Fuck the Braves, of course, but also fuck the Nationals for sweeping us at Shea in September 2007. And fuck them for laying down to the Phillies in the series just after. And fuck the Cardinals for taking that makeup game in between. Oh and fuck the Marlins — I mean fuck the Marlins in the face for the two worst September baseball weekends of all time. And fuck Luis Aguayo and Darnell Coles for 1987 while we’re at it.

That fucking feeling never leaves you if you don’t win when you can. You hate everybody who was an impediment and an obstacle. Now was our shot to be that for the Braves (fuck the Braves yet again for 1998 and 2001) and I was enjoying the opportunity to stick it to them good. I was hoping that some Braves fan somewhere was making a list:

• Fuck Ike Davis for walking and get Cox ejected.
• Fuck Josh Thole for singling him to third.
• Fuck Lucas Duda — who? — for bringing home Davis.
• Fuck Jon Niese of all people for driving in Thole.
• And fuck that Jose Reyes for pushing across Duda.

Yes, Braves, taste it and eat it. Take a bite out of that pennant race sandwich and choke on it.

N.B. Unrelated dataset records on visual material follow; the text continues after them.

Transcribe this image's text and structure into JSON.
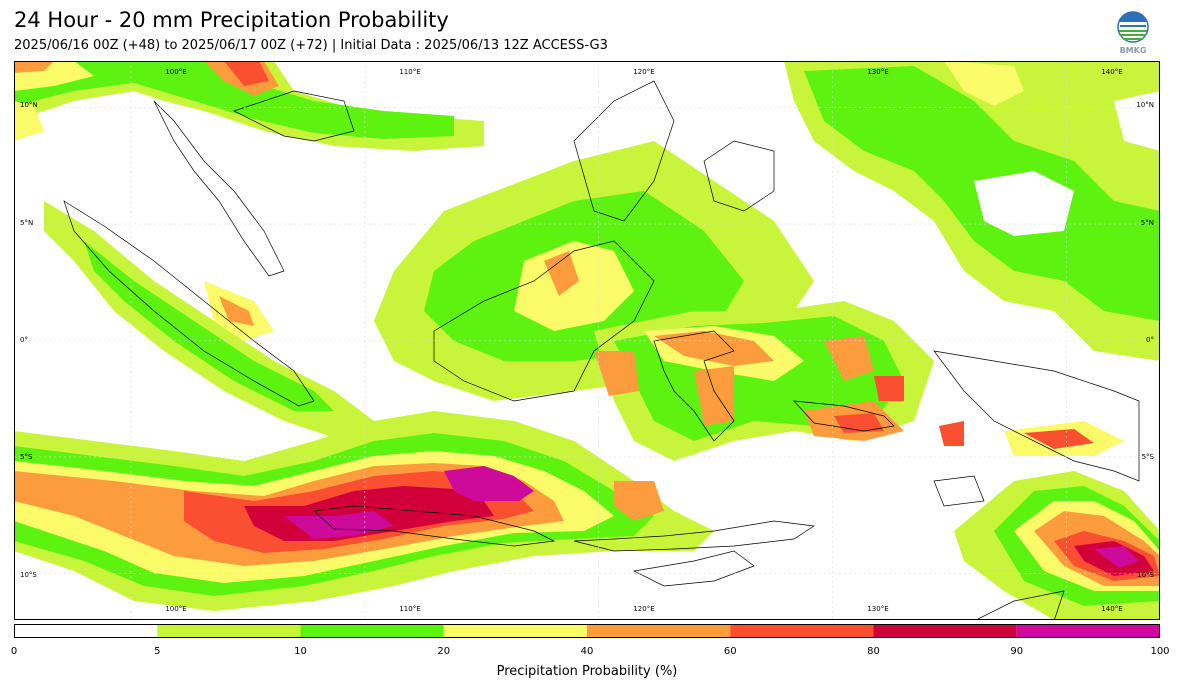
{
  "title": "24 Hour - 20 mm Precipitation Probability",
  "subtitle": "2025/06/16 00Z (+48) to 2025/06/17 00Z (+72) | Initial Data : 2025/06/13 12Z ACCESS-G3",
  "logo": {
    "text": "BMKG",
    "icon": "bmkg-logo-icon",
    "colors": [
      "#2e6fb7",
      "#4aa93c",
      "#ffffff"
    ]
  },
  "map": {
    "lon_range": [
      95,
      144
    ],
    "lat_range": [
      -12,
      12
    ],
    "lon_labels_top": [
      "100°E",
      "110°E",
      "120°E",
      "130°E",
      "140°E"
    ],
    "lon_labels_bottom": [
      "100°E",
      "110°E",
      "120°E",
      "130°E",
      "140°E"
    ],
    "lat_labels_left": [
      "10°N",
      "5°N",
      "0°",
      "5°S",
      "10°S"
    ],
    "lat_labels_right": [
      "10°N",
      "5°N",
      "0°",
      "5°S",
      "10°S"
    ]
  },
  "colorbar": {
    "label": "Precipitation Probability (%)",
    "ticks": [
      "0",
      "5",
      "10",
      "20",
      "40",
      "60",
      "80",
      "90",
      "100"
    ],
    "colors": [
      "#ffffff",
      "#c8f53a",
      "#5ef210",
      "#fbfb6a",
      "#fc9c3c",
      "#fb4f32",
      "#d2003a",
      "#cd0a9a"
    ]
  }
}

Then, of course, it went the other way. Wright makes an error. Niese doesn’t quite shake it off. He walks Hanson. BOOM! goes Infante with a double. BOOM! goes Heyward with a homer. BOOM! go the Braves with a six-run fourth.

Boom goes the dynamite sensation of deriving the slightest Sheadenfreude of doing in the Braves. The Braves weren’t done in at all. By the end of the evening they were 6-4 winners, hadn’t lost any ground to the Phillies and gained a little breathing room for the Wild Card. By the end of the same evening, having made the fatal mistake of not scheduling an entire month of visits from the Pirates, we had reverted to .500 and familiar form. With a chance to do lethal damage to somebody else’s chances, we served only as pennant race roadkill.

Fuck.

On a happier note, congratulations to Lucas Duda for briefly rising above his teammates’ torpidity and belting his first major league home run, making him — hopefully temporarily — the 71st member of Club Hessman, Mets with exactly one home run as Mets. After 40 at-bats, Duda has five hits as a Met, four of them for extra bases. His mentor in unbearably light top-heavy production, meanwhile, is currently 7-for-47, with four of his safeties accounting for more than one base.

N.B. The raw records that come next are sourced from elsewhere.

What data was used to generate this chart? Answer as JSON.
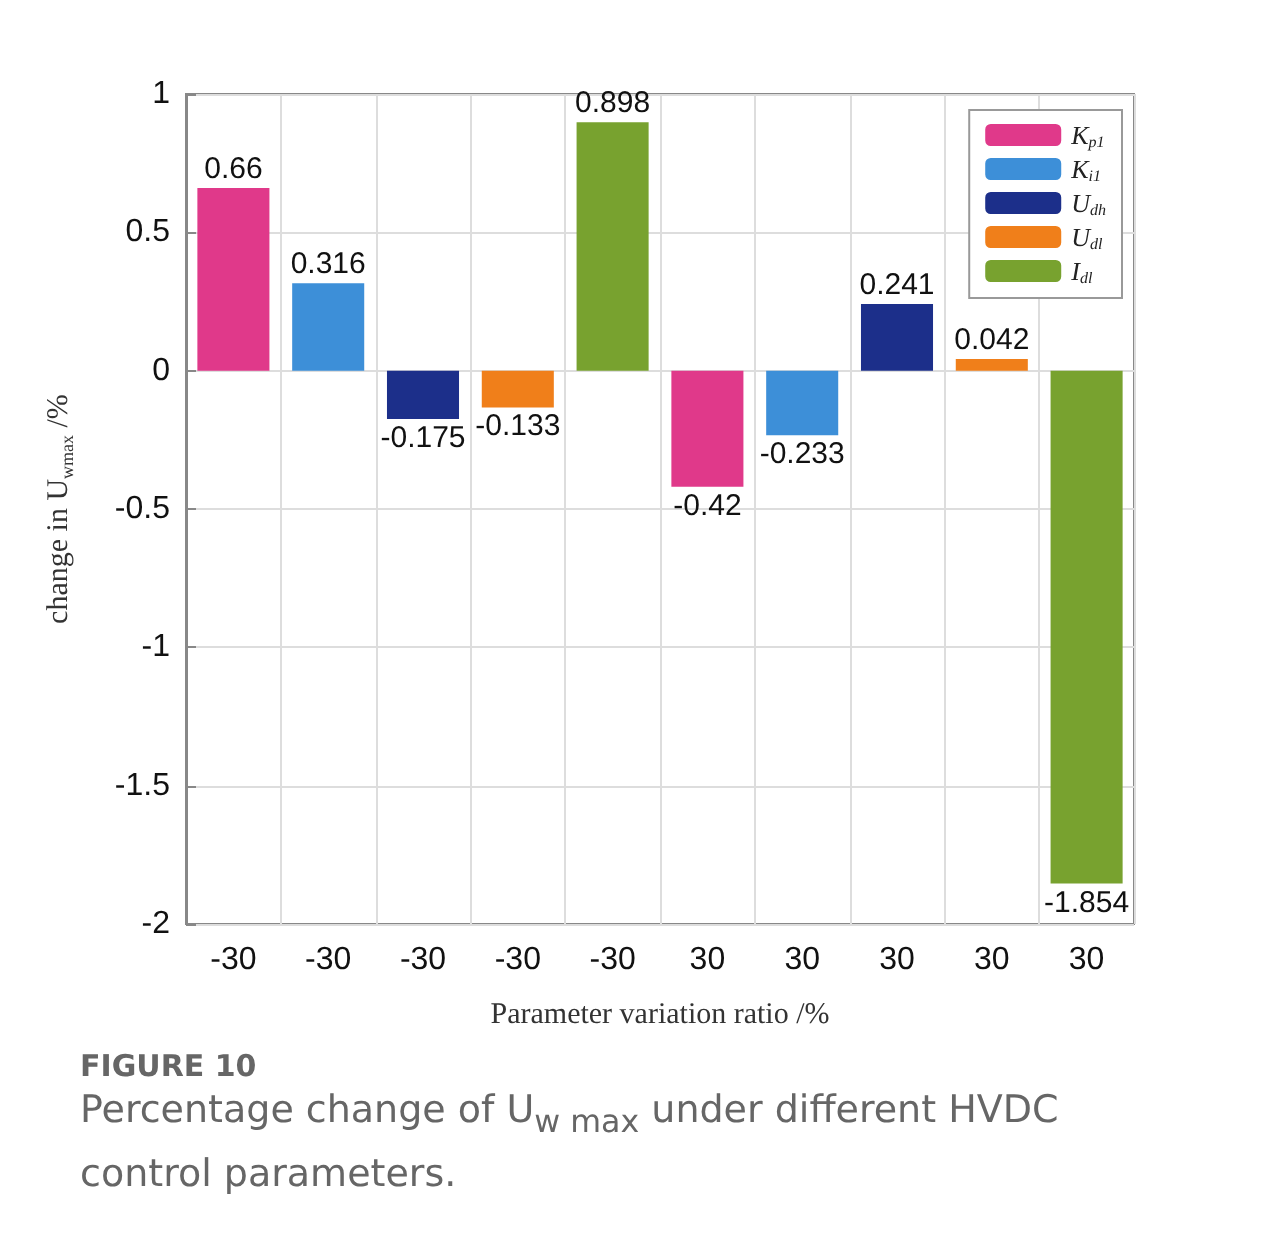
{
  "chart_data": {
    "type": "bar",
    "title": "FIGURE 10",
    "subtitle": "Percentage change of U$_{w max}$ under different HVDC control parameters.",
    "xlabel": "Parameter variation ratio /%",
    "ylabel": "change in U$_{wmax}$ /%",
    "categories": [
      "-30",
      "-30",
      "-30",
      "-30",
      "-30",
      "30",
      "30",
      "30",
      "30",
      "30"
    ],
    "series": [
      {
        "name": "K$_{p1}$",
        "color": "#e0398a",
        "values": [
          0.66,
          null,
          null,
          null,
          null,
          -0.42,
          null,
          null,
          null,
          null
        ]
      },
      {
        "name": "K$_{i1}$",
        "color": "#3d8fd8",
        "values": [
          null,
          0.316,
          null,
          null,
          null,
          null,
          -0.233,
          null,
          null,
          null
        ]
      },
      {
        "name": "U$_{dh}$",
        "color": "#1c2f8a",
        "values": [
          null,
          null,
          -0.175,
          null,
          null,
          null,
          null,
          0.241,
          null,
          null
        ]
      },
      {
        "name": "U$_{dl}$",
        "color": "#f07f1a",
        "values": [
          null,
          null,
          null,
          -0.133,
          null,
          null,
          null,
          null,
          0.042,
          null
        ]
      },
      {
        "name": "I$_{dl}$",
        "color": "#78a22f",
        "values": [
          null,
          null,
          null,
          null,
          0.898,
          null,
          null,
          null,
          null,
          -1.854
        ]
      }
    ],
    "ylim": [
      -2,
      1
    ],
    "yticks": [
      -2,
      -1.5,
      -1,
      -0.5,
      0,
      0.5,
      1
    ],
    "grid": true,
    "legend": "top right",
    "data_labels": true
  }
}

Mike’s batting .149 with 19 strikeouts; Lucas is up to .125 with 11 whiffs. Some would say Duda is at last on the Interstate. I’m just glad the kid is no longer riding the O-29 bus.

3 comments to The Pennant Race: Just Visiting

  • Dr. K

    I know I’m just dreaming but…
    14 games to go. If we win out we would end up with an 88-74 record.
    Wouldn’t it be grand if ‘ol Gil was watching and guided the club through to the end of the 2010 season to commemorate a should-have-been Hall of Famer #14?

  • I was surprised Heyward’s home run didn’t knock down the Pepsi Porch. That thing was HIT.

  • eric b.

    “Fuck the Marlins in the face!”–best lines on this blog ever. Living here in South Florida allowed me to watch those games on “local TV” with the local announcers gloating and me vomiting in my mouth.